Someone should plot the average VIN over time, not all the VINs over time. I started do this but my Excel crashes constantly and I don't have time to set this up in R.
At any point in time, there is wide variation in the VINs that are assigned due to a host of factors beyond the production rate (color batching, shipping, configs etc). If we want to understand production rate, we don't want to include any of this other variation, as it distorts our analysis.

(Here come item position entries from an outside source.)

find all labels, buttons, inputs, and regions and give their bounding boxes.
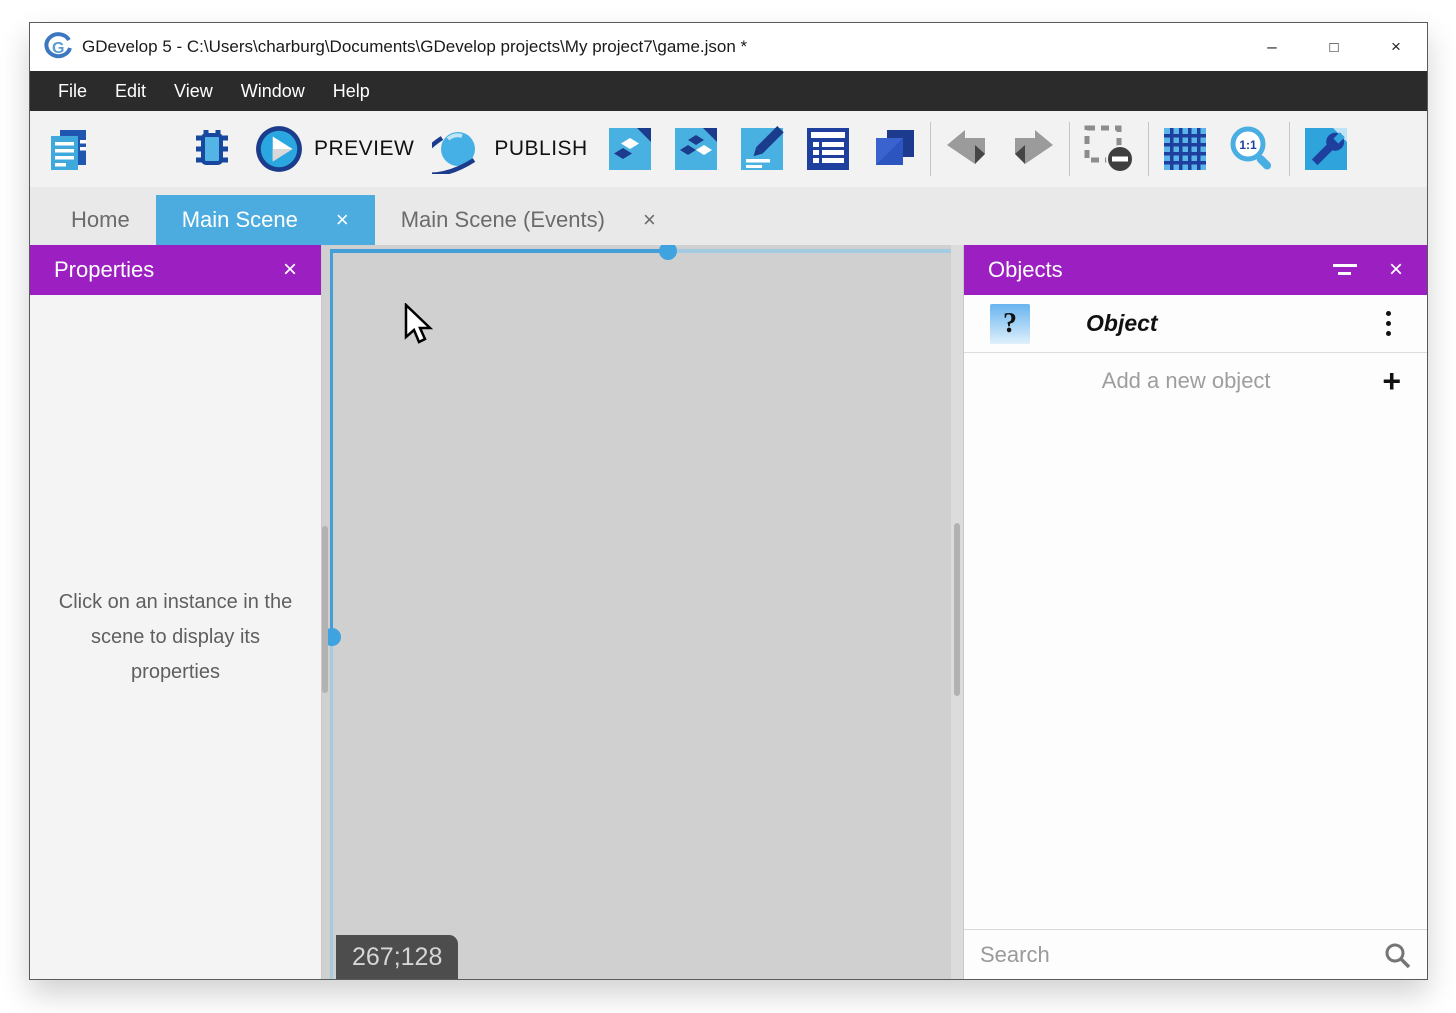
properties-panel: Properties × Click on an instance in the…: [30, 245, 322, 979]
tab-main-scene[interactable]: Main Scene ×: [156, 195, 375, 245]
object-groups-icon: [672, 125, 720, 173]
zoom-1-1-button[interactable]: 1:1: [1227, 124, 1277, 174]
menu-help[interactable]: Help: [319, 71, 384, 111]
add-object-label: Add a new object: [990, 368, 1382, 394]
objects-list-empty-area: [964, 408, 1427, 929]
toggle-grid-button[interactable]: [1161, 125, 1209, 173]
debug-icon: [188, 125, 236, 173]
scene-window-border-top-ext: [668, 249, 953, 253]
menu-edit[interactable]: Edit: [101, 71, 160, 111]
menu-file[interactable]: File: [44, 71, 101, 111]
canvas-scrollbar-left[interactable]: [322, 526, 328, 693]
publish-button[interactable]: PUBLISH: [432, 124, 587, 174]
toolbar-separator: [930, 122, 931, 176]
cursor-coordinates-badge: 267;128: [336, 935, 458, 979]
preview-button[interactable]: PREVIEW: [254, 124, 414, 174]
open-settings-button[interactable]: [1302, 125, 1350, 173]
edit-scene-icon: [738, 125, 786, 173]
redo-icon: [1009, 128, 1057, 170]
svg-text:1:1: 1:1: [1239, 138, 1257, 152]
canvas-scrollbar-right[interactable]: [954, 523, 960, 696]
play-icon: [254, 124, 304, 174]
object-unknown-thumbnail-icon: ?: [990, 304, 1030, 344]
close-button[interactable]: ×: [1365, 23, 1427, 71]
scene-window-border-left: [330, 249, 333, 637]
project-manager-button[interactable]: [44, 125, 92, 173]
properties-body: Click on an instance in the scene to dis…: [30, 295, 321, 979]
objects-editor-button[interactable]: [606, 125, 654, 173]
toolbar-separator: [1289, 122, 1290, 176]
title-bar: G GDevelop 5 - C:\Users\charburg\Documen…: [30, 23, 1427, 71]
properties-header: Properties ×: [30, 245, 321, 295]
layers-editor-button[interactable]: [804, 125, 852, 173]
tab-home[interactable]: Home: [45, 195, 156, 245]
scene-window-border-left-ext: [330, 637, 333, 979]
objects-title: Objects: [988, 257, 1333, 283]
grid-icon: [1161, 125, 1209, 173]
preview-label: PREVIEW: [314, 137, 414, 161]
menu-bar: File Edit View Window Help: [30, 71, 1427, 111]
close-icon[interactable]: ×: [283, 258, 297, 282]
toolbar-separator: [1148, 122, 1149, 176]
zoom-1-1-icon: 1:1: [1227, 124, 1277, 174]
maximize-button[interactable]: □: [1303, 23, 1365, 71]
layers-list-icon: [804, 125, 852, 173]
scene-canvas[interactable]: 267;128: [322, 245, 963, 979]
clear-selection-button[interactable]: [1082, 123, 1136, 175]
mouse-cursor-icon: [402, 303, 436, 347]
objects-header: Objects ×: [964, 245, 1427, 295]
menu-view[interactable]: View: [160, 71, 227, 111]
app-window: G GDevelop 5 - C:\Users\charburg\Documen…: [29, 22, 1428, 980]
object-groups-button[interactable]: [672, 125, 720, 173]
add-object-plus-icon[interactable]: +: [1382, 365, 1401, 397]
object-name: Object: [1086, 310, 1375, 337]
editor-tab-bar: Home Main Scene × Main Scene (Events) ×: [30, 187, 1427, 245]
undo-icon: [943, 128, 991, 170]
scene-window-border-top: [330, 249, 668, 253]
toolbar: PREVIEW PUBLISH: [30, 111, 1427, 187]
object-list-item[interactable]: ? Object: [964, 295, 1427, 353]
object-menu-icon[interactable]: [1375, 311, 1401, 336]
toolbar-separator: [1069, 122, 1070, 176]
tab-close-icon[interactable]: ×: [336, 209, 349, 231]
tab-close-icon[interactable]: ×: [643, 209, 656, 231]
properties-placeholder-text: Click on an instance in the scene to dis…: [50, 585, 302, 690]
redo-button[interactable]: [1009, 128, 1057, 170]
search-input[interactable]: [980, 942, 1383, 968]
objects-editor-icon: [606, 125, 654, 173]
add-object-row[interactable]: Add a new object +: [964, 353, 1427, 408]
tab-label: Main Scene: [182, 207, 298, 233]
objects-panel: Objects × ? Object Add a new object +: [963, 245, 1427, 979]
wrench-icon: [1302, 125, 1350, 173]
project-manager-icon: [44, 125, 92, 173]
minimize-button[interactable]: –: [1241, 23, 1303, 71]
close-icon[interactable]: ×: [1389, 258, 1403, 282]
publish-label: PUBLISH: [494, 137, 587, 161]
undo-button[interactable]: [943, 128, 991, 170]
menu-window[interactable]: Window: [227, 71, 319, 111]
instances-list-button[interactable]: [870, 125, 918, 173]
window-title: GDevelop 5 - C:\Users\charburg\Documents…: [82, 37, 1241, 57]
debug-button[interactable]: [188, 125, 236, 173]
globe-icon: [432, 124, 484, 174]
deselect-icon: [1082, 123, 1136, 175]
properties-title: Properties: [54, 257, 283, 283]
objects-search-bar: [964, 929, 1427, 979]
svg-text:G: G: [52, 40, 64, 57]
tab-main-scene-events[interactable]: Main Scene (Events) ×: [375, 195, 682, 245]
tab-label: Home: [71, 207, 130, 233]
filter-icon[interactable]: [1333, 262, 1357, 278]
gdevelop-logo-icon: G: [44, 32, 74, 62]
window-controls: – □ ×: [1241, 23, 1427, 71]
main-content: Properties × Click on an instance in the…: [30, 245, 1427, 979]
tab-label: Main Scene (Events): [401, 207, 605, 233]
scene-resize-handle-top[interactable]: [659, 245, 677, 260]
search-icon[interactable]: [1383, 941, 1411, 969]
scene-properties-button[interactable]: [738, 125, 786, 173]
instances-icon: [870, 125, 918, 173]
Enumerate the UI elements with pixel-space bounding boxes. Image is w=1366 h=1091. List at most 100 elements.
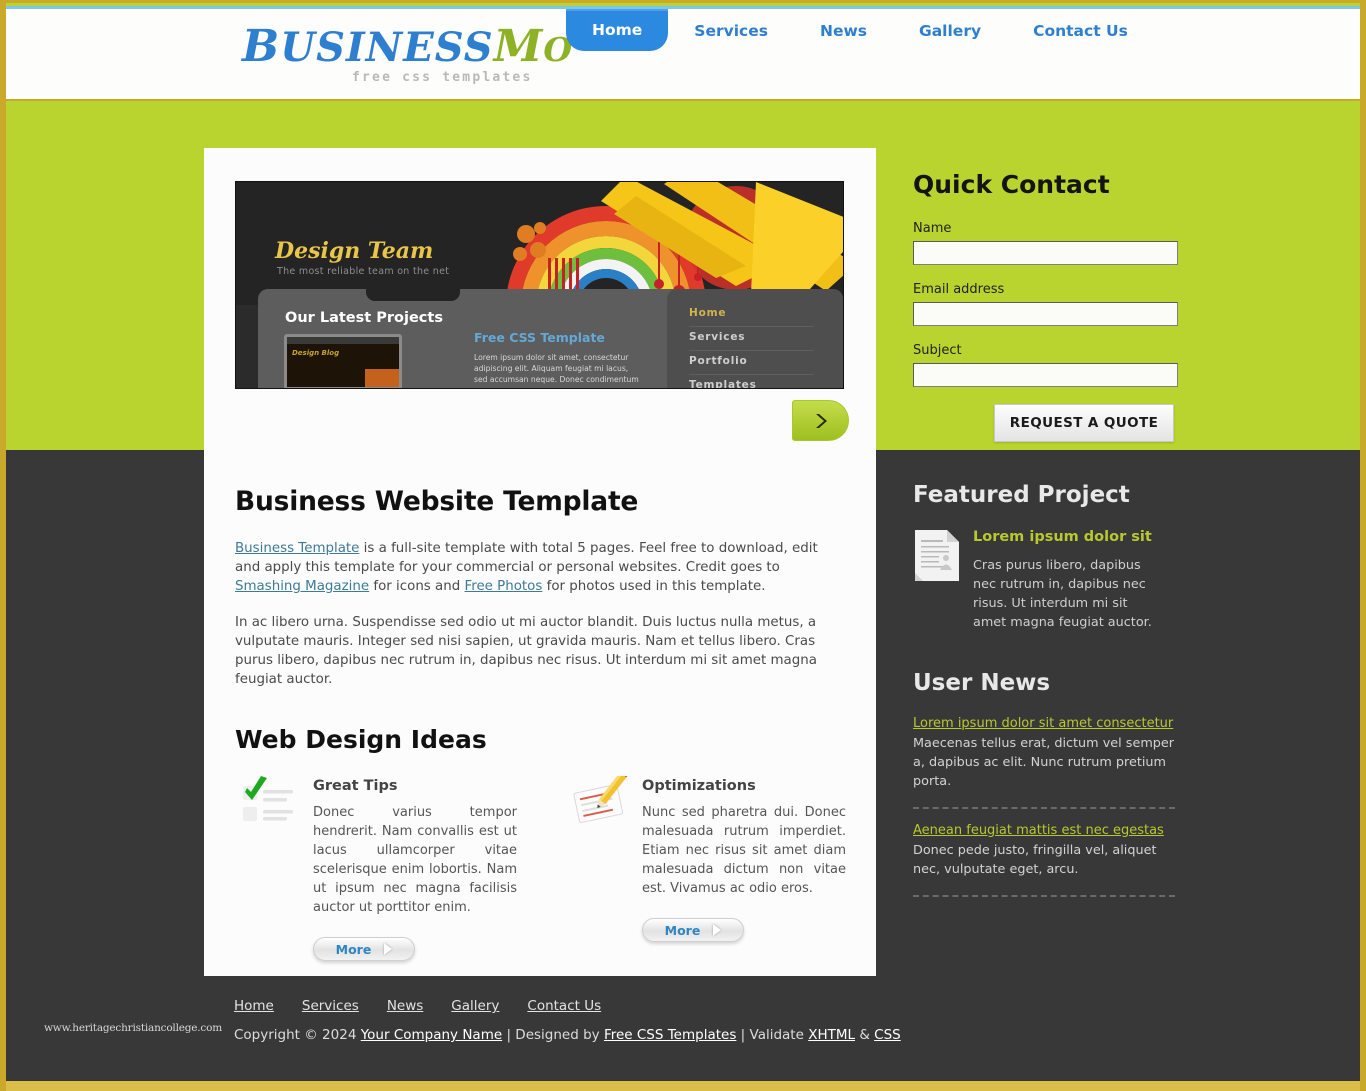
nav-item-services[interactable]: Services: [668, 9, 794, 51]
footer-link-news[interactable]: News: [387, 998, 423, 1014]
chevron-right-icon: [815, 413, 827, 428]
site-header: BUSINESSMO free css templates Home Servi…: [6, 9, 1360, 101]
hero-thumb-block: [365, 369, 399, 387]
nav-item-gallery[interactable]: Gallery: [893, 9, 1007, 51]
more-button-label: More: [335, 941, 372, 957]
designed-by-prefix: | Designed by: [502, 1027, 604, 1043]
footer-link-designer[interactable]: Free CSS Templates: [604, 1027, 736, 1043]
news-body-2: Donec pede justo, fringilla vel, aliquet…: [913, 843, 1157, 877]
news-divider-2: [913, 895, 1175, 897]
featured-project-text: Cras purus libero, dapibus nec rutrum in…: [973, 558, 1152, 630]
nav-item-home[interactable]: Home: [566, 9, 669, 51]
main-nav: Home Services News Gallery Contact Us: [566, 9, 1154, 53]
hero-slider-image[interactable]: Design Team The most reliable team on th…: [235, 181, 844, 389]
hero-panel-notch: [366, 289, 460, 301]
site-logo[interactable]: BUSINESSMO free css templates: [242, 25, 572, 86]
idea-body-great-tips: Donec varius tempor hendrerit. Nam conva…: [313, 805, 517, 915]
request-quote-button[interactable]: REQUEST A QUOTE: [994, 404, 1174, 442]
next-slide-button[interactable]: [792, 400, 849, 441]
idea-card-optimizations: Optimizations Nunc sed pharetra dui. Don…: [564, 772, 846, 961]
logo-wordmark: BUSINESSMO: [242, 25, 572, 72]
news-divider-1: [913, 807, 1175, 809]
name-input[interactable]: [913, 241, 1178, 265]
more-button-optimizations[interactable]: More: [642, 918, 744, 942]
news-link-2[interactable]: Aenean feugiat mattis est nec egestas: [913, 823, 1185, 838]
intro-paragraph: Business Template is a full-site templat…: [235, 539, 847, 596]
hero-subtitle: The most reliable team on the net: [277, 266, 450, 277]
subject-input[interactable]: [913, 363, 1178, 387]
hero-menu-home[interactable]: Home: [689, 307, 814, 327]
logo-m: M: [493, 21, 544, 72]
email-field-label: Email address: [913, 282, 1005, 297]
featured-project-card: Lorem ipsum dolor sit Cras purus libero,…: [913, 528, 1185, 632]
footer-link-services[interactable]: Services: [302, 998, 359, 1014]
nav-item-contact-us[interactable]: Contact Us: [1007, 9, 1154, 51]
subject-field-label: Subject: [913, 343, 962, 358]
footer-link-company[interactable]: Your Company Name: [361, 1027, 502, 1043]
document-icon: [915, 530, 959, 581]
ampersand: &: [855, 1027, 875, 1043]
top-stripe-blue: [6, 6, 1360, 9]
hero-article-body: Lorem ipsum dolor sit amet, consectetur …: [474, 353, 639, 384]
green-check-list-icon: [243, 776, 293, 821]
footer-link-home[interactable]: Home: [234, 998, 274, 1014]
site-footer: www.heritagechristiancollege.com Home Se…: [6, 986, 1360, 1081]
link-smashing-magazine[interactable]: Smashing Magazine: [235, 579, 369, 594]
news-item-2: Aenean feugiat mattis est nec egestas Do…: [913, 823, 1185, 879]
idea-heading-optimizations: Optimizations: [642, 778, 756, 794]
hero-menu-templates[interactable]: Templates: [689, 379, 814, 388]
play-triangle-icon: [384, 943, 393, 955]
play-triangle-icon: [713, 924, 722, 936]
featured-project-title: Featured Project: [913, 482, 1130, 508]
hero-article-title: Free CSS Template: [474, 330, 605, 345]
intro-text-2: for icons and: [369, 579, 465, 594]
featured-project-body: Lorem ipsum dolor sit Cras purus libero,…: [973, 528, 1153, 632]
hero-thumb-topbar: [287, 337, 399, 344]
center-column: Design Team The most reliable team on th…: [204, 148, 876, 976]
hero-title: Design Team: [275, 238, 434, 264]
news-link-1[interactable]: Lorem ipsum dolor sit amet consectetur: [913, 716, 1185, 731]
nav-item-news[interactable]: News: [794, 9, 893, 51]
link-business-template[interactable]: Business Template: [235, 541, 359, 556]
pencil-paper-icon: [573, 776, 630, 823]
hero-menu-portfolio[interactable]: Portfolio: [689, 355, 814, 375]
header-divider-green: [6, 101, 1360, 105]
hero-side-menu: Home Services Portfolio Templates: [667, 289, 843, 388]
bottom-stripe-gold: [6, 1081, 1360, 1091]
footer-link-css[interactable]: CSS: [874, 1027, 901, 1043]
hero-panel-heading: Our Latest Projects: [285, 310, 443, 326]
page-root: BUSINESSMO free css templates Home Servi…: [0, 0, 1366, 1091]
news-item-1: Lorem ipsum dolor sit amet consectetur M…: [913, 716, 1185, 791]
name-field-label: Name: [913, 221, 952, 236]
quick-contact-panel: Quick Contact Name Email address Subject…: [913, 170, 1185, 442]
hero-thumb-label: Design Blog: [292, 349, 340, 357]
hero-thumbnail: Design Blog: [284, 334, 402, 388]
user-news-title: User News: [913, 670, 1051, 696]
watermark-text: www.heritagechristiancollege.com: [44, 1022, 222, 1034]
link-free-photos[interactable]: Free Photos: [465, 579, 543, 594]
more-button-label: More: [664, 922, 701, 938]
logo-b: B: [242, 21, 281, 72]
intro-text-3: for photos used in this template.: [542, 579, 766, 594]
dark-sidebar: Featured Project Lorem ipsum dolor sit C…: [913, 482, 1185, 911]
idea-card-great-tips: Great Tips Donec varius tempor hendrerit…: [235, 772, 517, 961]
idea-heading-great-tips: Great Tips: [313, 778, 398, 794]
featured-project-heading[interactable]: Lorem ipsum dolor sit: [973, 528, 1153, 547]
validate-prefix: | Validate: [736, 1027, 809, 1043]
hero-menu-services[interactable]: Services: [689, 331, 814, 351]
footer-link-contact-us[interactable]: Contact Us: [527, 998, 601, 1014]
footer-link-gallery[interactable]: Gallery: [451, 998, 499, 1014]
ideas-columns: Great Tips Donec varius tempor hendrerit…: [235, 772, 847, 961]
footer-link-xhtml[interactable]: XHTML: [808, 1027, 855, 1043]
news-body-1: Maecenas tellus erat, dictum vel semper …: [913, 736, 1175, 789]
body-paragraph: In ac libero urna. Suspendisse sed odio …: [235, 615, 817, 687]
idea-body-optimizations: Nunc sed pharetra dui. Donec malesuada r…: [642, 805, 846, 896]
email-input[interactable]: [913, 302, 1178, 326]
quick-contact-title: Quick Contact: [913, 170, 1110, 199]
logo-tagline: free css templates: [352, 70, 533, 85]
copyright-prefix: Copyright © 2024: [234, 1027, 361, 1043]
page-title: Business Website Template: [235, 486, 639, 517]
more-button-great-tips[interactable]: More: [313, 937, 415, 961]
footer-copyright: Copyright © 2024 Your Company Name | Des…: [234, 1027, 901, 1043]
section-title-web-design-ideas: Web Design Ideas: [235, 725, 487, 754]
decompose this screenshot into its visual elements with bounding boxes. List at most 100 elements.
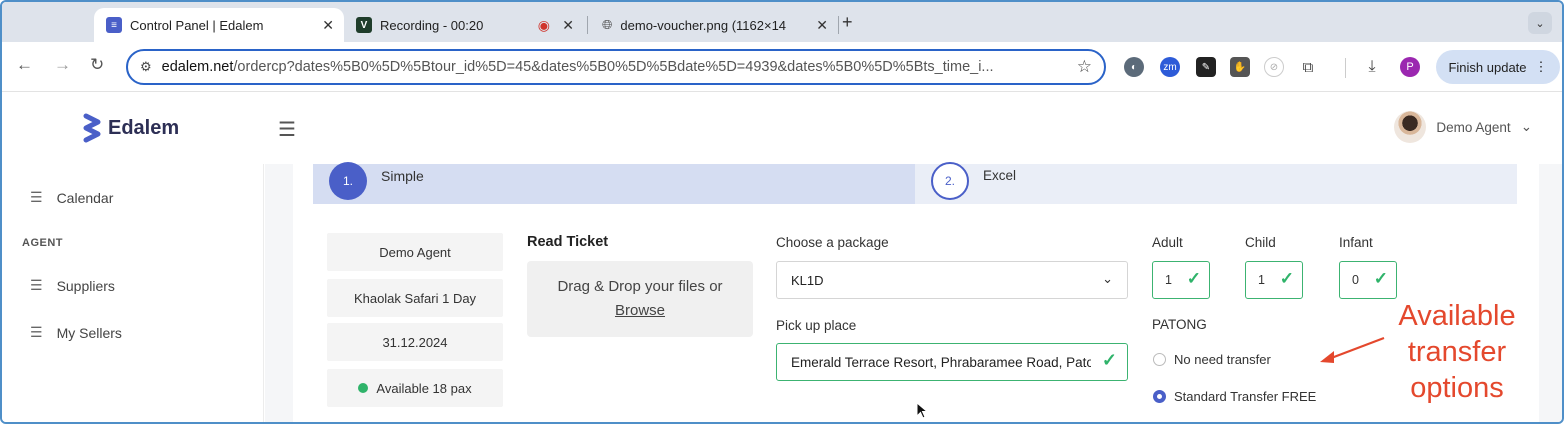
menu-toggle-icon[interactable]: ☰: [278, 117, 296, 142]
chevron-down-icon: ⌄: [1102, 271, 1113, 286]
list-icon: ☰: [30, 324, 43, 340]
download-icon[interactable]: ⤓: [1362, 57, 1382, 77]
tab-title: Control Panel | Edalem: [130, 17, 264, 33]
edalem-favicon-icon: ≡: [106, 17, 122, 33]
sidebar: ☰ Calendar AGENT ☰ Suppliers ☰ My Seller…: [2, 164, 264, 422]
main-content: 1. Simple 2. Excel Demo Agent Khaolak Sa…: [265, 162, 1562, 422]
url-text: edalem.net/ordercp?dates%5B0%5D%5Btour_i…: [161, 59, 994, 75]
step-wizard: 1. Simple 2. Excel: [313, 162, 1517, 204]
radio-label: No need transfer: [1174, 352, 1271, 367]
bookmark-star-icon[interactable]: ☆: [1077, 57, 1092, 77]
radio-button[interactable]: [1153, 390, 1166, 403]
check-icon: ✓: [1101, 350, 1117, 370]
profile-avatar[interactable]: P: [1400, 57, 1420, 77]
globe-icon: 🌐︎: [602, 17, 613, 32]
transfer-area-label: PATONG: [1152, 317, 1207, 332]
tab-recording[interactable]: V Recording - 00:20 ◉ ✕: [344, 8, 584, 42]
more-vert-icon: ⋮: [1534, 59, 1548, 74]
tab-search-button[interactable]: ⌄: [1528, 12, 1552, 34]
infant-label: Infant: [1339, 235, 1373, 250]
package-label: Choose a package: [776, 235, 889, 250]
status-dot-icon: [358, 383, 369, 393]
sidebar-item-my-sellers[interactable]: ☰ My Sellers: [30, 324, 122, 341]
dropzone-text: Drag & Drop your files or: [557, 278, 723, 295]
close-icon[interactable]: ✕: [816, 17, 828, 34]
compass-extension-icon[interactable]: ⊘: [1264, 57, 1284, 77]
browser-toolbar: ← → ↻ ⚙ edalem.net/ordercp?dates%5B0%5D%…: [2, 42, 1562, 92]
grab-extension-icon[interactable]: ✋: [1230, 57, 1250, 77]
check-icon: ✓: [1279, 269, 1294, 288]
browser-window: ≡ Control Panel | Edalem ✕ V Recording -…: [0, 0, 1564, 424]
pickup-value: Emerald Terrace Resort, Phrabaramee Road…: [791, 354, 1091, 370]
tab-demo-voucher[interactable]: 🌐︎ demo-voucher.png (1162×14 ✕: [590, 8, 838, 42]
child-input[interactable]: 1 ✓: [1245, 261, 1303, 299]
transfer-option-none[interactable]: No need transfer: [1153, 352, 1271, 367]
package-select[interactable]: KL1D ⌄: [776, 261, 1128, 299]
pickup-label: Pick up place: [776, 318, 857, 333]
close-icon[interactable]: ✕: [322, 17, 334, 34]
list-icon: ☰: [30, 277, 43, 293]
record-icon: ◉: [537, 16, 550, 33]
step-number: 2.: [931, 162, 969, 200]
new-tab-button[interactable]: +: [842, 12, 853, 33]
list-icon: ☰: [30, 189, 43, 205]
adult-input[interactable]: 1 ✓: [1152, 261, 1210, 299]
close-icon[interactable]: ✕: [562, 17, 574, 34]
order-card: 1. Simple 2. Excel Demo Agent Khaolak Sa…: [293, 162, 1539, 422]
check-icon: ✓: [1373, 269, 1388, 288]
check-icon: ✓: [1186, 269, 1201, 288]
edalem-logo-icon: [83, 113, 101, 143]
tour-pill: Khaolak Safari 1 Day: [327, 279, 503, 317]
step-label: Excel: [983, 168, 1017, 183]
agent-pill: Demo Agent: [327, 233, 503, 271]
transfer-option-standard[interactable]: Standard Transfer FREE: [1153, 389, 1316, 404]
tab-strip: ≡ Control Panel | Edalem ✕ V Recording -…: [2, 2, 1562, 42]
avatar: [1394, 111, 1427, 143]
sidebar-item-suppliers[interactable]: ☰ Suppliers: [30, 277, 115, 294]
edit-extension-icon[interactable]: ✎: [1196, 57, 1216, 77]
file-dropzone[interactable]: Drag & Drop your files or Browse: [527, 261, 753, 337]
infant-input[interactable]: 0 ✓: [1339, 261, 1397, 299]
chevron-down-icon: ⌄: [1520, 119, 1532, 134]
mouse-cursor-icon: [916, 402, 928, 419]
radio-button[interactable]: [1153, 353, 1166, 366]
v-favicon-icon: V: [356, 17, 372, 33]
tab-separator: [587, 16, 588, 34]
child-label: Child: [1245, 235, 1276, 250]
toolbar-separator: [1345, 58, 1346, 78]
package-value: KL1D: [791, 272, 824, 288]
tab-title: demo-voucher.png (1162×14: [620, 17, 787, 33]
radio-label: Standard Transfer FREE: [1174, 389, 1317, 404]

Even graphing the average VIN over time is highly problematic for several reasons. Imagine it's week 1 of a production and Tesla makes 1000 cars, so VINs 1 - 1000 are headed out the door for delivery. Here, the average VIN at the end of the week is 500, even though production was 1000. So you'll underestimate production by half.
Using the max VIN would be better, except Tesla does VINs non-sequentially so a single batch of high VINs could really mess things up. So for a simple analysis, doing something like taking the average VIN for a date, and then adding 2x the standard deviation to that (to the get the 95th percentile, basically) is about as good as possible with this data.
EDIT: Okay I did it. Here is a plot of the average VIN + 2 x SD for each date, which is basically a smoothed line for the max vin.
View attachment 289206
The best fit is a polynomial trendline (R2 = 0.94). The good news is that it's a positive polynomial, so the production rate is increasing. This gives a production rate of about 1200 - 1300 cars over the last couple weeks. I think that's a safe minimum.
You could make the argument that the data over the last week supports a higher rate still, but you'd be drawing on only a few data points for that, so it's a real possibility, but the statistical evidence isn't there yet.